8 Juin 2010
Alors que les élections sont prévues dans le pays le 27 juin, de nombreux Guinéens ont du mal à panser leurs plaies ouvertes lors du massacre du 28 septembre 2009 au stade de Conakry, la capitale, espérant un transfert du dossier à la Cour pénale internationale (CPI).
La plupart des victimes estiment que la procédure devant permettre la traduction de leurs bourreaux devant la CPI, traîne et risque de prendre encore du temps.
En mai dernier, une mission de la CPI a jugé «encourageants» les progrès accomplis dans une nouvelle enquête nationale sur le massacre qui avait fait au moins 150 morts et une centaine de femmes violées, après un appel de l'opposition à manifester contre la candidature à la présidentielle du chef de la junte, le capitaine Moussa Dadis Camara.
Deux mois plus tard, Dadis Camara a été victime d'un attentat en décembre 2009 et l'intérimaire, le général Sékouba Konaté semble décidé à remettre le pouvoir aux civils afin que les poursuites judiciaires dans le dossier du massacre du 28 septembre puissent aboutir.
Le 1er juin, l'OGDH s'est même constituée partie civile en mobilisant un collège d'avocats internationaux pour défendre les victimes des atrocités du 28 septembre devant les tribunaux guinéens.
Mais Bah est sceptique et craint un fiasco. «La justice n'a jamais été crédible dans ce pays. Je crains que, comme par le passé, elle ne se range du côté des autorités. Mon unique espoir réside dans le transfert du dossier à la CPI», soutient-il.
Certains spécialistes estiment que la réforme de la CPI est nécessaire pour soulager plus rapidement les victimes de crimes relevant de sa compétence.
«La CPI est une sorte de résumé de toutes les justices pénales des Etats. Si son existence pour la justice internationale est reconnue, elle a du mal à bien fonctionner compte tenu de certaines pesanteurs», regrette Youssouf Sylla, un juriste basé à Conakry.
«Toutes les fois que les Etats n'ont pas exprimé la volonté politique de coopérer, la CPI n'a pu mener à bien ses actions. La loi de la compétence universelle est dans ce cas compromise. C'est pourquoi une réforme est nécessaire», explique-t-il à IPS.
Pour l'heure, plusieurs organisations de la société civile africaine et organisations internationales ont invité les gouvernements du monde entier à réviser le Statut de Rome de la CPI, à l'occasion de la conférence qui se tient à Kampala, en Ouganda, du 31 mai au 11 juin.
Quelques jours après le massacre au stade de Conakry, une première commission d'enquête nationale avait été mise en place sous l'impulsion des autorités politiques guinéennes.
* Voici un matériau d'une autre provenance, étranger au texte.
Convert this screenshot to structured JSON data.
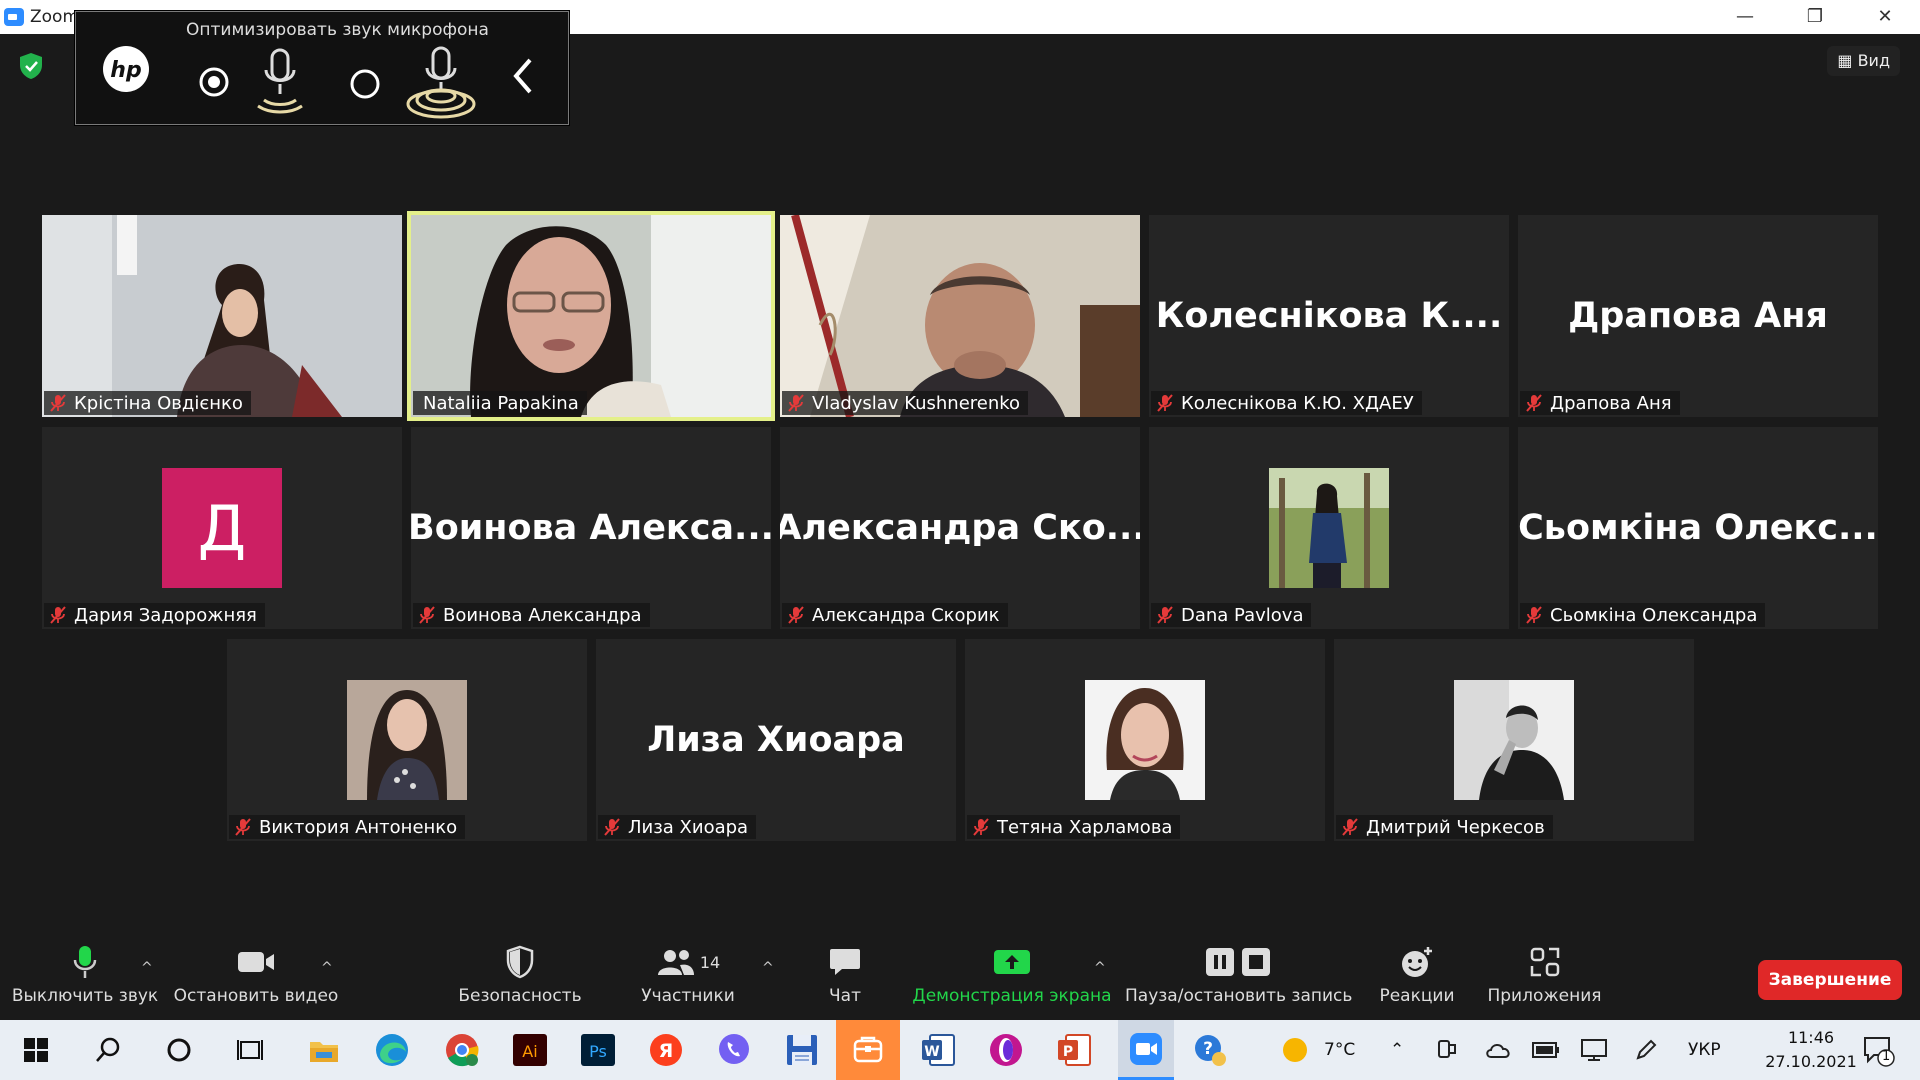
{
  "window": {
    "title": "Zoom"
  },
  "hp_panel": {
    "title": "Оптимизировать звук микрофона"
  },
  "view_button": {
    "label": "Вид"
  },
  "participants": [
    {
      "name": "Крістіна Овдієнко",
      "type": "video",
      "muted": true
    },
    {
      "name": "Nataliia Papakina",
      "type": "video",
      "muted": false,
      "active_speaker": true
    },
    {
      "name": "Vladyslav Kushnerenko",
      "type": "video",
      "muted": true
    },
    {
      "name": "Колеснікова К.Ю. ХДАЕУ",
      "display": "Колеснікова К....",
      "type": "name",
      "muted": true
    },
    {
      "name": "Драпова Аня",
      "display": "Драпова Аня",
      "type": "name",
      "muted": true
    },
    {
      "name": "Дария Задорожняя",
      "display": "Д",
      "type": "letter",
      "muted": true,
      "color": "#cc1f63"
    },
    {
      "name": "Воинова Александра",
      "display": "Воинова  Алекса...",
      "type": "name",
      "muted": true
    },
    {
      "name": "Александра Скорик",
      "display": "Александра  Ско...",
      "type": "name",
      "muted": true
    },
    {
      "name": "Dana Pavlova",
      "type": "avatar",
      "muted": true
    },
    {
      "name": "Сьомкіна Олександра",
      "display": "Сьомкіна  Олекс...",
      "type": "name",
      "muted": true
    },
    {
      "name": "Виктория Антоненко",
      "type": "avatar",
      "muted": true
    },
    {
      "name": "Лиза Хиоара",
      "display": "Лиза Хиоара",
      "type": "name",
      "muted": true
    },
    {
      "name": "Тетяна Харламова",
      "type": "avatar",
      "muted": true
    },
    {
      "name": "Дмитрий Черкесов",
      "type": "avatar",
      "muted": true
    }
  ],
  "toolbar": {
    "mute": "Выключить звук",
    "video": "Остановить видео",
    "security": "Безопасность",
    "participants": "Участники",
    "participants_count": "14",
    "chat": "Чат",
    "share": "Демонстрация экрана",
    "record": "Пауза/остановить запись",
    "reactions": "Реакции",
    "apps": "Приложения",
    "end": "Завершение"
  },
  "taskbar": {
    "weather": "7°C",
    "language": "УКР",
    "time": "11:46",
    "date": "27.10.2021",
    "notifications": "1"
  },
  "colors": {
    "accent_green": "#22d64a",
    "end_red": "#e02828",
    "active_border": "#e4f08a"
  }
}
«Les conclusions de cette commission composée, entre autres de magistrats, étaient peu crédibles. On a logé dans la même enseigne, bourreaux et victimes. Ce n'était pas sérieux», déplore Bah.
Les victimes de la répression du 28 septembre ne comptent, dans leur majorité, que sur la justice internationale pour dire le droit dans ce dossier qualifié de crime contre l'humanité par la CPI.
Cependant, tempère Diallo de l'OGDH, la CPI n'intervient dans une affaire que si, entre autres, l'incapacité des juridictions locales à juger l'affaire est avérée. «Nous ne pouvons pas brûler les étapes. Il faut franchir tous ces obstacles un à un avant d'arriver là-bas (à la CPI)», dit-il à IPS.
«Pour qui connaît la justice guinéenne, on ne doit non seulement pas s'attendre à grand-chose, mais aussi la procédure risque de s'éterniser», estime Bah qui souligne que la CPI est la juridiction qui inspire le plus confiance aux victimes.
Selon Barry, la CPI doit se montrer plus juste dans sa manière de se saisir des dossiers de son ressort pour engager des poursuites. «Il faut dans le Statut de la CPI obliger les Etats à coopérer, engager leur responsabilité lorsque leurs citoyens sont incriminés», souligne-t-il à IPS.
«En plus, il faut souhaiter que le protocole additionnel - sur les privilèges et immunité - qui permet aux juges de poursuivre certains citoyens, soit ratifié par tous les Etats... déjà soumis au Statut de la CPI ou non», recommande Diallo de l'OGDH.